The Glatzer home was also one that revered learning. “My father was my inspiration as a scholar,” Wechsler says. “Both my parents were dedicated teachers and it seemed to me a calling full of challenges and rewards. Most of my parents’ friends were scholars, writers, and artists, and I was exposed to a fascinating world of European as well as Jewish culture.”
Wechsler went on to earn an undergraduate degree in Judaic studies and history of religion from Brandeis, inspired during her junior year abroad at the Hebrew University in Jerusalem.
“I heard the lectures of the great art historian, Prof. Meyer Schapiro and I decided that was what I wanted to do – history of ideas through the visual,” she says. As a senior, Wechsler took many courses in art history and was then admitted to Columbia University to study with Schapiro. Following his path, Wechsler wrote her master’s thesis on medieval art, entitled, “The Iconography of the Song of Songs in 12th- and 13th-Century Bibles,” and went on to study modern European art. She focused on the French painter Paul Cézanne, the subject of her doctoral thesis. Wechsler has taught modern European art for the last 40 years, and written a number of books on Cézanne and the 19th-century French artist and caricaturist, Honoré Daumier.
She turned to film while teaching at MIT, where she encountered the renowned designer, architect, and filmmaker Charles Eames, who invited her to make two films with him. “I loved thinking visually about art history and the possibility of revealing ways of understanding through filming and editing,” she says.
Wechsler has made 24 films – 23 on art and the most recent one about her father, a project 20 years in the making.
After Nahum Glatzer’s death in 1990, Wechsler bought a video camera and filmed a trip she and her mother took to Anne’s native city of Frankfurt am Main in Germany. Wechsler filmed interviews with people who had known her parents in their younger days, and with others who knew the worlds from which her parents had come. She also filmed interviews with former students of her father who had gone on to become major scholars.

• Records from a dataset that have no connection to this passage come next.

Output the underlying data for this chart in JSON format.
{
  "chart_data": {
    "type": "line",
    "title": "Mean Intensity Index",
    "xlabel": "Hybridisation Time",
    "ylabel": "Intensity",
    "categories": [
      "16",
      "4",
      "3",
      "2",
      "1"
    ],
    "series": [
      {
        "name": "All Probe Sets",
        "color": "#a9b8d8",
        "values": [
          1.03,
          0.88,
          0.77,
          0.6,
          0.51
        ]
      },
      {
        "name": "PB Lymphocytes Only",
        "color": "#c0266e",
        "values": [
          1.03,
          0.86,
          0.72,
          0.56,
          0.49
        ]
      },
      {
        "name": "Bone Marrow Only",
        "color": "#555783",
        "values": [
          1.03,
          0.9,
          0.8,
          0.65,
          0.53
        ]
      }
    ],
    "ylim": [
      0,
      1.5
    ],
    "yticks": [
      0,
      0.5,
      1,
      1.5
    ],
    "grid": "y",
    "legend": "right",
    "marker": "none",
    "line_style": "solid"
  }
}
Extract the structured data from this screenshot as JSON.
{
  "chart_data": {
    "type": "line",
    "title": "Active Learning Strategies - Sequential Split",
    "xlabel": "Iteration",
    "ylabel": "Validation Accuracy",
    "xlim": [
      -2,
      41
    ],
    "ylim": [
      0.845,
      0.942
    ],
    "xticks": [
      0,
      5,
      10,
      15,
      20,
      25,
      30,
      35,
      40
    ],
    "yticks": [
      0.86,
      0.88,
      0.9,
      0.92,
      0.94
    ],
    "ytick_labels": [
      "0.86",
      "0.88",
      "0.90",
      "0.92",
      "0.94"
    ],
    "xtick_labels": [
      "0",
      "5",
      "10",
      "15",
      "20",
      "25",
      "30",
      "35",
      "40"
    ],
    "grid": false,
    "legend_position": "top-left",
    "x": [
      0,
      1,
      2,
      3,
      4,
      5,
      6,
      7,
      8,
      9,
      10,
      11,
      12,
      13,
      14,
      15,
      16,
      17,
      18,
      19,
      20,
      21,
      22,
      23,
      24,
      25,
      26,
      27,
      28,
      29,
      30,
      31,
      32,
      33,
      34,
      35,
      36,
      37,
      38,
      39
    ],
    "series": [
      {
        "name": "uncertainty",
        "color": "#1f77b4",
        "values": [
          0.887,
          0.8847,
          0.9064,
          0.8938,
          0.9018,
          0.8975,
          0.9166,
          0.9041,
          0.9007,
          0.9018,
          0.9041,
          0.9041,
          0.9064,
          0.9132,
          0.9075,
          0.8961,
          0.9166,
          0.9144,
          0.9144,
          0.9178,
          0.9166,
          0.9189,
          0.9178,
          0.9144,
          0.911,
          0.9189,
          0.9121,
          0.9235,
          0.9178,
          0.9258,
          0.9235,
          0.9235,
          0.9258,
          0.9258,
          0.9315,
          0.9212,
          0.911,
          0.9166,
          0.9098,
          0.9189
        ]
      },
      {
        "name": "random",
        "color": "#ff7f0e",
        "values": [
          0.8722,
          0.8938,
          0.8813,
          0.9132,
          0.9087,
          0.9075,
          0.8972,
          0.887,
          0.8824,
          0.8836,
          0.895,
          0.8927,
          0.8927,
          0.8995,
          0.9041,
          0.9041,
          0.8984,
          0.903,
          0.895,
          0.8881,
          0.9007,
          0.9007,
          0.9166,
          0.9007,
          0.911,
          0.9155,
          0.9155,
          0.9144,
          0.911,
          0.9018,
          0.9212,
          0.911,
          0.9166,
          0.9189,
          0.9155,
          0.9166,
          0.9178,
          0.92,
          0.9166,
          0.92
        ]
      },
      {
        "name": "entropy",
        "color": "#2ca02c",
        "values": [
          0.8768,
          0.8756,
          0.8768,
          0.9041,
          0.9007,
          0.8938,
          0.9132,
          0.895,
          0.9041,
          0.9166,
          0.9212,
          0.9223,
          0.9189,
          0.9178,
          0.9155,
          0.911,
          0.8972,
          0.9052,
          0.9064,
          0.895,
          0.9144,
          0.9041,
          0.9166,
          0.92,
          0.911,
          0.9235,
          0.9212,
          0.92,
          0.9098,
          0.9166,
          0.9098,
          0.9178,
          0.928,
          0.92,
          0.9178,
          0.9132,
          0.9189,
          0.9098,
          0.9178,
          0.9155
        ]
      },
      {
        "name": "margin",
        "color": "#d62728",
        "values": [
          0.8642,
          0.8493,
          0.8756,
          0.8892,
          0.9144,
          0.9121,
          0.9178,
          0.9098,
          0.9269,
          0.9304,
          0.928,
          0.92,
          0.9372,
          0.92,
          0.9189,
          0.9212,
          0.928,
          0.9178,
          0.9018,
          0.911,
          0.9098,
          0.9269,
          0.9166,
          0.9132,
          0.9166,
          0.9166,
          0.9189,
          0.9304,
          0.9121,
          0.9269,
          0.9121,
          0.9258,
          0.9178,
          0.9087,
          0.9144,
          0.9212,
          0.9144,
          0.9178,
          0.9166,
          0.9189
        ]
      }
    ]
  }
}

When Anne Glatzer died in 1995, Wechsler came into possession of hundreds, if not thousands, of letters between her parents, and began translating them with Ruth Schocken, a close friend of the Glatzers. The translation project is still in progress.
While a fellow at the American Academy in Berlin in 2010, Wechsler did research at the University of Frankfurt archive and the Jewish Museum in Frankfurt. She visited Lemberg (Lviv), the city of Glatzer’s birth, and Bodenbach (Decin), where he attended Gymnasium.
Wechsler’s research assistant, Tamar Avishai, organized the translations by year and scanned and catalogued some 400 photographs and documents.
“I wanted to present my father’s voice and videos of his lectures,” she says. “Doing a film made that possible.” _This film was particularly challenging, she says. “I wanted to evoke the worlds from which my father came, in Eastern Europe and then in Frankfurt, before moving to Palestine, London, and the U.S.,” she says. “I also wanted to find a balance between his intellectual and spiritual journey and his personal life. Unlike films on art, where the image drives the picture, here it was the text above all that had primacy, and I had to find a way to present the ideas on film.”
The result, “I Am a Memory Come Alive: Nahum N. Glatzer and the Transmission of German-Jewish Learning,” echoes a line from Kafka, which Glatzer used as the title of the Kafka autobiography he wrote, composed from Kafka’s own writing. (Wechsler says that the Center for Jewish Film at Brandeis, the film’s distributor, has requested that the film be renamed “Nahum Glatzer and the German-Jewish Tradition.”)
The film will premiere on Saturday, Nov. 19 at 7 p.m. at the University of Hartford’s Wilde Auditorium, when Wechsler receives the fifth annual Miller Reel Jewish Woman Filmmaker Award.